I think I am just very bewildered by the extraordinary outpourings of terror and grief and, yes I'm sorry, hysteria, about the temporary suspension of travel rights for people who hold passports, may leave home alone and still have the choice to travel to pretty much any other country.
If there were only a few people complaining about this, it would be a 'shrill minority' or 'small group of trouble-makers'.
If there are millions, it's a bandwagon, a brigade, hysteria and an outpouring.
I'm glad people are speaking out. This is batshit.

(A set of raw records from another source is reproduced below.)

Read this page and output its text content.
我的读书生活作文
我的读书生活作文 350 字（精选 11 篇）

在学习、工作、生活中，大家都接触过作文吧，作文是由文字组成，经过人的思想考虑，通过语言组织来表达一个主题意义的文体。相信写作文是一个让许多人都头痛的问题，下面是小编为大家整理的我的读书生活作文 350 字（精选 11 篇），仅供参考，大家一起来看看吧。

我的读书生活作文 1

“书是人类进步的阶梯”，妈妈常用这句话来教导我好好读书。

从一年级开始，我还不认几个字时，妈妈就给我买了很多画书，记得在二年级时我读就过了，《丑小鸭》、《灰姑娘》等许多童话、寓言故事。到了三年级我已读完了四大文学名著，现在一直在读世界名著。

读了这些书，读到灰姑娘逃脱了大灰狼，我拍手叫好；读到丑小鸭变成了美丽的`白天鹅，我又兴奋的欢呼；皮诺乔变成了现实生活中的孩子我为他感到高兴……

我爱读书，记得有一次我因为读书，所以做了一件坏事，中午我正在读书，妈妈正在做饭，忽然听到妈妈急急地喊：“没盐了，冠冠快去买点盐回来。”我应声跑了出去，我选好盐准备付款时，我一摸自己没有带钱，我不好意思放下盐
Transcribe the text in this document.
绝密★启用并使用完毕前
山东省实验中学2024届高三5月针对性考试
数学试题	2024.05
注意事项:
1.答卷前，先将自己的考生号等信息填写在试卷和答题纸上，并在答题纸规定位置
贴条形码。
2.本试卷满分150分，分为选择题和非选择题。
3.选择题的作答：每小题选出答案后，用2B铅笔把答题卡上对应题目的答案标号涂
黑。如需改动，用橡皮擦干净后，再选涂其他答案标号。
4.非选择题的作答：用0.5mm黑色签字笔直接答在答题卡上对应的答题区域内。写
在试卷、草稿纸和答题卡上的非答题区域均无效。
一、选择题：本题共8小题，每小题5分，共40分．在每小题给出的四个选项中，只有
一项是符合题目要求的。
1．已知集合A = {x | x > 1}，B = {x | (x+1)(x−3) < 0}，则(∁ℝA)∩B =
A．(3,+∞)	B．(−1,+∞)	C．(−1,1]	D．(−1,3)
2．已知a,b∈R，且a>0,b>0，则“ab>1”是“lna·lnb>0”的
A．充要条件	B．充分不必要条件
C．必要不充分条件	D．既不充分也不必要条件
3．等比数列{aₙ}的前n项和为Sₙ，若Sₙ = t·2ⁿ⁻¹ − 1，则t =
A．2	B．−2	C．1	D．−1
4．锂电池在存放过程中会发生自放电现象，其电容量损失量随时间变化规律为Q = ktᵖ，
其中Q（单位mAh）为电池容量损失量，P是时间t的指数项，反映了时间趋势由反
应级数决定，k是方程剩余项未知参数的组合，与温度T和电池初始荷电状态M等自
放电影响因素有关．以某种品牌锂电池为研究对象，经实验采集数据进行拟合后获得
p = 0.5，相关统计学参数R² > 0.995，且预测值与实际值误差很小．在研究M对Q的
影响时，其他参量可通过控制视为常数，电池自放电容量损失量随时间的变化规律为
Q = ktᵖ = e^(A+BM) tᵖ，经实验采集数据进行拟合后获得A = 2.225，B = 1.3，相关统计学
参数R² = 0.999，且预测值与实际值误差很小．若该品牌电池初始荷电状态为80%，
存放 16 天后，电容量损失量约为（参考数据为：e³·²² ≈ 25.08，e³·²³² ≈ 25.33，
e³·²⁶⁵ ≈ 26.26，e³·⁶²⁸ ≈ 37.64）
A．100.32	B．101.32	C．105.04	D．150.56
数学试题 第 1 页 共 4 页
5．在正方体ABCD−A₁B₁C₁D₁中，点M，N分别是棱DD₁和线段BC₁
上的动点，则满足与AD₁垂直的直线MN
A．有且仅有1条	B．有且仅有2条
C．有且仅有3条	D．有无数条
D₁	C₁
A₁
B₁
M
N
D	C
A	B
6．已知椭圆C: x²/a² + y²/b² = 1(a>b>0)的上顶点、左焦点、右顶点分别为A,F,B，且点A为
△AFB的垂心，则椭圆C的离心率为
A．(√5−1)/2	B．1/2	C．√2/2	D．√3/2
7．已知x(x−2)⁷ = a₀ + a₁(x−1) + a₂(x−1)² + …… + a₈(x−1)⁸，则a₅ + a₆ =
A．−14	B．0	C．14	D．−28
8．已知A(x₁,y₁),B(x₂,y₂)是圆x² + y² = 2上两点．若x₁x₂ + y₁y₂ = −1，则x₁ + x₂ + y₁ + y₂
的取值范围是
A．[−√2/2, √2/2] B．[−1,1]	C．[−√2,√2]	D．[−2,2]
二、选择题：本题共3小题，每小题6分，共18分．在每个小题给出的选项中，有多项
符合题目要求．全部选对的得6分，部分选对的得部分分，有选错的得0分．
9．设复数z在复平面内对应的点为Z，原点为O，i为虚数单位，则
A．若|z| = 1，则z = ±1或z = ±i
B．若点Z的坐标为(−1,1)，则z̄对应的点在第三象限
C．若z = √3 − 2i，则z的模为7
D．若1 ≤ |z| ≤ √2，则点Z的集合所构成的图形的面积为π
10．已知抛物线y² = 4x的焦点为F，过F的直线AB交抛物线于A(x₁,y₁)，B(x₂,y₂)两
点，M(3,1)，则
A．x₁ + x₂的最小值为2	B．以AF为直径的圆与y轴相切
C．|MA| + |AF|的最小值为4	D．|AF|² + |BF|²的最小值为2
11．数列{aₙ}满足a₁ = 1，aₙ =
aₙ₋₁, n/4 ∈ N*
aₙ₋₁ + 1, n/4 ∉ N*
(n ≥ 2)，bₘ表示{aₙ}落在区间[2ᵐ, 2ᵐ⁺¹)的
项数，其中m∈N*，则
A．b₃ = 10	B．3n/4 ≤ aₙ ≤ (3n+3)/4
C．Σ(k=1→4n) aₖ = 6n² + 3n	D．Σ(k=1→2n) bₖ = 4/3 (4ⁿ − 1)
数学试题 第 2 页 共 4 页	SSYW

The new immigration ruling means that anyone who holds one of the prohibited passports and does not have American citizenship is either landlocked in the US (knowing that, if they leave, there's no guarantee they can return) or locked out of the country.
In real terms, this is affecting thousands of people in the US on student or employent visas; people who have gone through the lengthly, expensive visa process, done absolutely nothing wrong, but who now must effectively abandon their studies/employment if they want to leave the US for any reason - to visit their family, take a vacation, attend a conference. This Nature article gives a few personal examples of how this is affecting the academic community:
www.nature.com/news/meet-the-scientists-affected-by-trump-s-immigration-ban-1.21389?WT.mc_id=FBK_NatureNews
... and many large corporations, such as Google, were obliged to urgently recall their staff from overseas business trips and secondments when the news broke.
Arguably worse is the constant contradictory information as to whether the ban includes US green-card holders who hold the prohibited passports. A green-card holder is a legal permanent resident of the US. (After 5 years, IIRC, you can apply for citizenship.) These are people whose permanent lives are based in the US; who have families, houses, jobs. Who have paid taxes for years. Who have, again, spent time and money obtaining legal status and adhering to its terms. As of Friday, anyone caught overseas was in doubt whether they would even be allowed on a plane home; over the weekend, many people were denied boarding, and others were let in on a case-by-case basis.
It's unprecedented. These are not a few tourists: these are people who live legally in the US, and it's completely inappropriate to mitigate this with the reminder that they can travel to 'pretty much any other country' or that maybe they'll be allowed back in a few months, or if they chance it at the airport. Their rights are being restricted in their legal home. The only thing more extreme than this would be banning citizens.